Got Data? 2015 Data Jam
posted in Blog by Kate Borelli
This past April, A4L and Learning Games Play Data Consortium (PDC) teamed up to support collaborations among researchers and data mining and analytics experts at a Pre-AERA workshop.
Education researchers now have access to unprecedented amounts and kinds of data. NSF supports efforts to build capacity among researchers to take advantage of these data.
We brought together researchers with data they wanted to wade through, and paired them up with data experts to jump start their analysis.
Data guru, Kristen DiCerbo, tweeted a blog post about being a data coach at the event.
Thoughts on coaching at the Deep Multimodal Data Jam tomorrow @A4learning @learnplaydata #AERA2015. http://t.co/4jYP4n2RUE
— Kristen DiCerbo (@KristenDiCerbo) April 14, 2015
The room was full of chatting, typing and coffee!
A4L PI Andy Krumm stayed home to welcome his new baby.
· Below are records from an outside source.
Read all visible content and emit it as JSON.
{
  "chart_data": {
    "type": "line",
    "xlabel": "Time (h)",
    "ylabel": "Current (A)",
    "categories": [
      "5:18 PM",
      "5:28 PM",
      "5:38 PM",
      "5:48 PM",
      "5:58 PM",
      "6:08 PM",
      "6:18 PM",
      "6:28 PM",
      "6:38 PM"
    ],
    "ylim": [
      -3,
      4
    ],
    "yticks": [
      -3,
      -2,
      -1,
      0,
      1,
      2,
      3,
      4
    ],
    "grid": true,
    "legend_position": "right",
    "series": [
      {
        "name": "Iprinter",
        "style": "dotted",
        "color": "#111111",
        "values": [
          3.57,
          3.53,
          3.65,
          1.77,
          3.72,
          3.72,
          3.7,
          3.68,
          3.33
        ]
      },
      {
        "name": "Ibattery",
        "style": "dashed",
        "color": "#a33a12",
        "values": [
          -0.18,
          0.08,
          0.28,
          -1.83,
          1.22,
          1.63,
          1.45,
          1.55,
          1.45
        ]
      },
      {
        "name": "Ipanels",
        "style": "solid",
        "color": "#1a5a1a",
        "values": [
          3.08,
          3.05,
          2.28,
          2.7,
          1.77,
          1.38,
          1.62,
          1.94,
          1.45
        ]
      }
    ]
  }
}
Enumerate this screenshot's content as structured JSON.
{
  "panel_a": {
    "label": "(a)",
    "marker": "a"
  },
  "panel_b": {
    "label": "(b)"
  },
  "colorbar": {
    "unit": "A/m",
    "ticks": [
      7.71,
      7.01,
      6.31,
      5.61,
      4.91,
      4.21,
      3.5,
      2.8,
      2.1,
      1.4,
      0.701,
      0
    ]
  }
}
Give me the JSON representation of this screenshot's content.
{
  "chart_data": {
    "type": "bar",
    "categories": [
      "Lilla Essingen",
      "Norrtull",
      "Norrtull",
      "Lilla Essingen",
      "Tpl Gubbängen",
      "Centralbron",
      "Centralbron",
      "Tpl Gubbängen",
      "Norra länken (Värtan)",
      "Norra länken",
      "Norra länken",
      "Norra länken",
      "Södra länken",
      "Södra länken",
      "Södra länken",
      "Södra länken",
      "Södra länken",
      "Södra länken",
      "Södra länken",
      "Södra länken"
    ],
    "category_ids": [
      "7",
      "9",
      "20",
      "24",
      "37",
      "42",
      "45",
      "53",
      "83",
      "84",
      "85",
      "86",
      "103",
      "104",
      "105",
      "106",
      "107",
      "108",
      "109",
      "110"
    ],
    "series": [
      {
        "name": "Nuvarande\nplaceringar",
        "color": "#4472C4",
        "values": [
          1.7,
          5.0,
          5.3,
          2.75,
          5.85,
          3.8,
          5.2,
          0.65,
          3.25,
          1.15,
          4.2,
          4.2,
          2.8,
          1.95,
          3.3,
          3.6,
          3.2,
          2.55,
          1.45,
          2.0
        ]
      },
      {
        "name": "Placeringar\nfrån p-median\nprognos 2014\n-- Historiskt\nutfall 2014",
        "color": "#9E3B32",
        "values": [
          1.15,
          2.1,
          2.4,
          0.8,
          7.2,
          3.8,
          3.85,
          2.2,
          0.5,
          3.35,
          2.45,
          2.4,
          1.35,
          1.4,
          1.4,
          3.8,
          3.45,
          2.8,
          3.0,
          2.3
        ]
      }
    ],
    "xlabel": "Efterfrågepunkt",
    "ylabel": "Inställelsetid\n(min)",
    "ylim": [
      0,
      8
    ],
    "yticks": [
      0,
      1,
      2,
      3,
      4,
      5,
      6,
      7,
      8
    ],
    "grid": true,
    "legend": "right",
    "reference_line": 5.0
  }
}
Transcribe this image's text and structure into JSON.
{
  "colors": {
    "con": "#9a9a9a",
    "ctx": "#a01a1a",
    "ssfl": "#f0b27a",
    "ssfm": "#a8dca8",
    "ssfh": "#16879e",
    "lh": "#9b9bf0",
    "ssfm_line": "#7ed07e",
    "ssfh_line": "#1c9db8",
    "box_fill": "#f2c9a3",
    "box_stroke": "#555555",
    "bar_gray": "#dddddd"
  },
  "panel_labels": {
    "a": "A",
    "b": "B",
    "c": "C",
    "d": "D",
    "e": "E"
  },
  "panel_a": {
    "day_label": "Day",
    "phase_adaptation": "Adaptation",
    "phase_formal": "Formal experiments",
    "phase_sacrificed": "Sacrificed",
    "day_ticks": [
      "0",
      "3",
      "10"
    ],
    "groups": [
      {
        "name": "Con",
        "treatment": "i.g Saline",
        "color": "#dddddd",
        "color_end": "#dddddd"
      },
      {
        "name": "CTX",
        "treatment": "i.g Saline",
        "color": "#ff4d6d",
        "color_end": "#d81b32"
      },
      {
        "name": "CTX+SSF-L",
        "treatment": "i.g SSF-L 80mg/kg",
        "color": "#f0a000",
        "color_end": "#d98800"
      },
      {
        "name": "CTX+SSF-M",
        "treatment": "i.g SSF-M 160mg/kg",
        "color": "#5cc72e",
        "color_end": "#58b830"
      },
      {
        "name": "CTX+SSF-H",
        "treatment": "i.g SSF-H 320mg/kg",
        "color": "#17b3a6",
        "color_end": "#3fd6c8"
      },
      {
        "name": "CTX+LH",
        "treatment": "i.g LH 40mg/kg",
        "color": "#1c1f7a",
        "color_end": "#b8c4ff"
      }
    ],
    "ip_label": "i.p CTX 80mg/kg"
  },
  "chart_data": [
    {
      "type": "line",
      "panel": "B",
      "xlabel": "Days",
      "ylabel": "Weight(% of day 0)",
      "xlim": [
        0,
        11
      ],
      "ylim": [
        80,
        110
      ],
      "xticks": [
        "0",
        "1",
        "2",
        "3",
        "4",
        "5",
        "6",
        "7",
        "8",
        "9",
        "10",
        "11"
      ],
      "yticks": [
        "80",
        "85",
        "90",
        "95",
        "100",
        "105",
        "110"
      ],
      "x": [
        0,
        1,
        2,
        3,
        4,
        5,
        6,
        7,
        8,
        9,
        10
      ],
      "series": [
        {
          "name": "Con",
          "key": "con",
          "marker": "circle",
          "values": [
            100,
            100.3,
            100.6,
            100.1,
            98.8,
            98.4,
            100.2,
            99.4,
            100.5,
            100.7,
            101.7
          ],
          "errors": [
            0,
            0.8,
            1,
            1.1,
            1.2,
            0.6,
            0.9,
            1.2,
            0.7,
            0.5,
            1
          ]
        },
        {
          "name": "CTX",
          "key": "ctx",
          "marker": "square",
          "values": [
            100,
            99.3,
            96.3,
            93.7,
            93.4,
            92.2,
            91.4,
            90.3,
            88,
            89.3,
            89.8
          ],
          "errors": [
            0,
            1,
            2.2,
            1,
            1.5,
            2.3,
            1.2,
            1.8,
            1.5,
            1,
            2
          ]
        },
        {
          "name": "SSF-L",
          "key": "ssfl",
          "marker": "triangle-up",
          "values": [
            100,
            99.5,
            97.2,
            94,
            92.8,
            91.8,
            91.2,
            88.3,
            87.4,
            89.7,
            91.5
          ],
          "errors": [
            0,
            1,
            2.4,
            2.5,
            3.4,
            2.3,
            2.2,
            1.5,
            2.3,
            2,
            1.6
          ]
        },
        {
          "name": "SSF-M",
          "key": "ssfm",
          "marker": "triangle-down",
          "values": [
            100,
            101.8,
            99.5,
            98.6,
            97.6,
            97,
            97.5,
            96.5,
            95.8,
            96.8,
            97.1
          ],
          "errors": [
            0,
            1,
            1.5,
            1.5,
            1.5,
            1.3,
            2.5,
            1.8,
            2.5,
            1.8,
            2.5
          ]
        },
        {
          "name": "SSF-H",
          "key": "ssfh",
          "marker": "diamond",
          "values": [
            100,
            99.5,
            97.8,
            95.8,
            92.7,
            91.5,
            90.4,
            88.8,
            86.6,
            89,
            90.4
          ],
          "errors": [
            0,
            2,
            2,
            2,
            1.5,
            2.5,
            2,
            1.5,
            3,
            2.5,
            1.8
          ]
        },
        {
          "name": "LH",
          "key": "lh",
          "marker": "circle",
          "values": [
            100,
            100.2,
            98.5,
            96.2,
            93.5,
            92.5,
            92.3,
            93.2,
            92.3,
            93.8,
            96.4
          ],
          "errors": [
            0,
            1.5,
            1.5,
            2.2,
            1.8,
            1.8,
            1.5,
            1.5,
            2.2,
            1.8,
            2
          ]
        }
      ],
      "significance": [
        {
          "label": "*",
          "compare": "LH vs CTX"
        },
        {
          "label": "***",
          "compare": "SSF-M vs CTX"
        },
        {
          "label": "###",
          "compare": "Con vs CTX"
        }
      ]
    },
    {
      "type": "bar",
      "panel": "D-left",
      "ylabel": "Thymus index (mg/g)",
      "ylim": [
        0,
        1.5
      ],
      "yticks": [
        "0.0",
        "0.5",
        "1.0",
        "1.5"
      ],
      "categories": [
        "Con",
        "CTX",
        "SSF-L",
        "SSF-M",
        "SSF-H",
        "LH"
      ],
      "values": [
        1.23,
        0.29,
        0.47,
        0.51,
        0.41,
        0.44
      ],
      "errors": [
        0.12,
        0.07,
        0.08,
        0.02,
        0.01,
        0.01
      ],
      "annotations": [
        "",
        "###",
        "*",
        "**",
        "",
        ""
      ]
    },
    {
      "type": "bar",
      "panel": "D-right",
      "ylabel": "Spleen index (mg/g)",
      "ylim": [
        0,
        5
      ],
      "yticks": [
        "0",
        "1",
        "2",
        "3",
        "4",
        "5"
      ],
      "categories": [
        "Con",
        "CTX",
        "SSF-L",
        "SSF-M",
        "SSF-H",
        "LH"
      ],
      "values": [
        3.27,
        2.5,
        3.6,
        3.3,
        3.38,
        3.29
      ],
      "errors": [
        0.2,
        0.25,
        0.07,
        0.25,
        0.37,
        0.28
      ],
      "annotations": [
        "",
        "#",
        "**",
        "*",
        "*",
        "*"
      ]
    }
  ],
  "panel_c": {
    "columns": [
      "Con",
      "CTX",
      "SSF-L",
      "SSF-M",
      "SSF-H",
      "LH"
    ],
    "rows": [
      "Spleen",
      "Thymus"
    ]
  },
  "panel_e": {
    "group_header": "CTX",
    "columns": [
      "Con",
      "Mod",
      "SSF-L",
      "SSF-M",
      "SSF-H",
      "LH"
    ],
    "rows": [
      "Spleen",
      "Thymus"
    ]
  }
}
He was missed, so the gang sent a video ‘wave’…
The teams worked hard!
Workshop Participants:
Researcher(s) | Data Expert |
Cathy Tran and Arena Chang | Liz Owen |
Elizabeth Rowe | Luc Paquette |
June Ahn and Austin Beck | Cynthia D’Angelo |
Lauren Penney and Kemi Jona | Kristen DiCerbo |
Rebecca Cober and Jim Slotta | Zachary Pardos |
David Weintrop | Marcelo Worsley |
Jennifer Dalsen, Lauren Wielgus and Craig Anderson | Ani Aghababyan |
Mimi Recker and Jieun Lee | Alex Bowers |
Wenliang He | Nia Dowell |
Alejandro Andrande | Michael Horn |
And… at the end of the workshop… even though no one wanted to call it quits… teams shared out the work they’d done that day. The work was really impressive.
Britte Cheng, A4L Co-PI, is planning to use June Ahn‘s graph, below, as a pattern for her new kitchen back-splash… beautiful visualizations, indeed!
Jim Slotta had the final word of the day. With the amazing Chicago skyline as his backdrop, Jim said that the event should have been multiple days and that sharing our thinking via the A4L design patterns (check some out here) is important for knowledge building across the education research community. We couldn’t agree more.